11 March 2014

最近Websphere服务器集群遇到一个问题,在用部署脚本部署应用的时候出现错误,显示SSL证书过期导致无法建立安全连接。

打开IBM Console,发现Console已经无法识别那个Node,Node状态显示为“?”,Node下所有的应用服务器的状态也无法被Console所识别。重启Nodeagent和DMGR均无效果。

为什么会这样呢,经过检查,我发现那个Node中的内建证书过期了,可以在Security -> SSL Certificate and Key Management -> Key Stores and certificates -> NodeDefaultKeyStore -> Personal Certificates 这个路径下查看。

有一个情况也是我注意到的,这个集群下有几个Node,但是唯独其中的那一个Node的证书更新失败。当我尝试去手动更新证书的时候,发现证书更新错误:

An error occurred renewing default: 	
com.ibm.websphere.crypto.KeyException: KeyStore "C:/WebSphere/AppServer/profiles/Dmgr01/wstemp/1623776755/workspace/cells/winwas70dCell01/nodes/winwas70dNode01/servers/webserver1/plugin-key.kdb" does not exist.

在查找IBM资料和找IBM确认之后,确定恢复的办法如下:

1)删除CMSKeyStore下的缺失证书的定义。

2)勾选过期的证书,点击“renew”按钮。

3)重启所有有问题的节点的服务,顺序:停止APP Server,Nodeagent, 然后启动Nodeagent,启动APP Server。

注意:这种方法无论在证书过期前还是过期后都是有效的,即使Node的状态是一个“?”也没关系。只要确定DMGR所在的服务器跟Nodeagent所在服务器之间的相关端口都开启了就行(最主要的应该是SOAP端口,Nodeagent默认为8878,可以在DMGR服务器上执行:telnet nodeagentserver 8878 去验证一下)。

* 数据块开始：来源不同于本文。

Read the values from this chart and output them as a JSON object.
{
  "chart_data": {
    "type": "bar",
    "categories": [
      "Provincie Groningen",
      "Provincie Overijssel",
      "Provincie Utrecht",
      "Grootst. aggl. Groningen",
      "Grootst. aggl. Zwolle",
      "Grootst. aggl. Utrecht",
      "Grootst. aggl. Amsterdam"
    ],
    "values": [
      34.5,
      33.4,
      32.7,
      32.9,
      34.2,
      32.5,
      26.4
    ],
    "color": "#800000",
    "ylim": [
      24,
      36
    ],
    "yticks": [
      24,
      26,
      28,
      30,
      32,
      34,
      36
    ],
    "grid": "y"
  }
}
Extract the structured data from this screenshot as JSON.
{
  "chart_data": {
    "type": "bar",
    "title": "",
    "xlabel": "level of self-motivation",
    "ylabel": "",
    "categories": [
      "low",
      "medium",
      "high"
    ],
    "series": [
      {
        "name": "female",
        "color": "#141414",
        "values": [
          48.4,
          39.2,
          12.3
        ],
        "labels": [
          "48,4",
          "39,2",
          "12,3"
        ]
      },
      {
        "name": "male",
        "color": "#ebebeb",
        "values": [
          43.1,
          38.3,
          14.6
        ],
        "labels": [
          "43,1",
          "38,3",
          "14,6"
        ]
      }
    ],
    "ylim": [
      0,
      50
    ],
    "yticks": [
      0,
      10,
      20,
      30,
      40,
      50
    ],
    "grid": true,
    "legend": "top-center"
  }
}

IBM support center的资料原文如下,里面有证书无法更新的原因,供参考:

Technote (troubleshooting)

Problem(Abstract)

When the personal certificate in your WAS NodeDefaultKeyStore or CellDefaultKeyStore expires, you need to renew it (either manually or automatically using the expiration monitor).
This might fail with an error message, that the CMSKeystore is not available.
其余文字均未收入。